United States, 405 U.S. 150 (1972) as to whether the State violated his due process rights by
refusing to disclose exculpatory evidence. Although Cleavenger raised a number of issues in
support of his motion for leave to file a motion for new trial and the supplement thereto, he did not
raise a due process challenge pursuant to Brady and Giglio. Because Cleavenger did not raise this 6
issue before the trial court, he has forfeited all but plain error on appeal. See State v. Kirkby, 9th
Dist. Summit Nos. 27381, 27399, 2015-Ohio-1520, ¶ 13. Cleavenger has not set forth a plain error
argument in his merit brief. App.R. 16(A)(7). Accordingly, Cleavenger’s third assignment of
error is overruled.
III.
{¶15} Cleavenger’s first, second, and third assignments of error are overruled. The
judgment of the Summit County Court of Common Pleas is affirmed.
Judgment affirmed.
There were reasonable grounds for this appeal.

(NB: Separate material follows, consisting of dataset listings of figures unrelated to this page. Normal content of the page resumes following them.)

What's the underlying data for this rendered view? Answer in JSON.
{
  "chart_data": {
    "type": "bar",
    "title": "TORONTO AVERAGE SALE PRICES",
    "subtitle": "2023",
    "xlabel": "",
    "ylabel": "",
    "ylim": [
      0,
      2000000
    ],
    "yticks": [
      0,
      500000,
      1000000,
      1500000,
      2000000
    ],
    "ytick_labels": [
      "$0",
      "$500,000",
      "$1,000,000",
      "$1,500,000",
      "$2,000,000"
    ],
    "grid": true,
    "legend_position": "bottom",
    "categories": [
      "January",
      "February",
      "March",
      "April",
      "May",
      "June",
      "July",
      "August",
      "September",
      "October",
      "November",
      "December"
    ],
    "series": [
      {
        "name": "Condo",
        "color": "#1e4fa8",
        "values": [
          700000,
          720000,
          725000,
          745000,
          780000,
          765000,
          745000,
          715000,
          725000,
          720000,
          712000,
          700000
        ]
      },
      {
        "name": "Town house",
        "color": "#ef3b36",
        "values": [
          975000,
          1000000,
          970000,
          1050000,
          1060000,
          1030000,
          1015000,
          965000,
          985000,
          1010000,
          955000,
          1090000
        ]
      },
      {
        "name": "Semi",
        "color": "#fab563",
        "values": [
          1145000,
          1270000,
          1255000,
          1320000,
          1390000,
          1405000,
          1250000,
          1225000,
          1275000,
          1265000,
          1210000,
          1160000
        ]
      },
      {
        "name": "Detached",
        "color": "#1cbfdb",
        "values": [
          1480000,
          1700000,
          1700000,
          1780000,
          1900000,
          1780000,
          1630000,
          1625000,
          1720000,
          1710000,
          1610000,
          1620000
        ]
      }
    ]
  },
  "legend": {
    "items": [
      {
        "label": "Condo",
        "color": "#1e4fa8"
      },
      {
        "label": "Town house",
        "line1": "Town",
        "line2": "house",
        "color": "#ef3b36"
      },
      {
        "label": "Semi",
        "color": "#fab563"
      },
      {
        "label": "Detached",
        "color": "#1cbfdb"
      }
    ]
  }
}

We order that a special mandate issue out of this Court, directing the Court of Common
Pleas, County of Summit, State of Ohio, to carry this judgment into execution. A certified copy
of this journal entry shall constitute the mandate, pursuant to App.R. 27.
Immediately upon the filing hereof, this document shall constitute the journal entry of
judgment, and it shall be file stamped by the Clerk of the Court of Appeals at which time the period
for review shall begin to run. App.R. 22(C). The Clerk of the Court of Appeals is instructed to
mail a notice of entry of this judgment to the parties and to make a notation of the mailing in the
docket, pursuant to App.R. 30.
Costs taxed to Appellant.
DONNA J. CARR FOR THE COURT 7
TEODOSIO, P. J. SUTTON, J. CONCUR.
APPEARANCES:
TODD CLEAVENGER, pro se, Appellant.
SHERRI BEVAN WALSH, Prosecuting Attorney, and JACQUENETTE S. CORGAN, Assistant Prosecuting Attorney, for Appellee.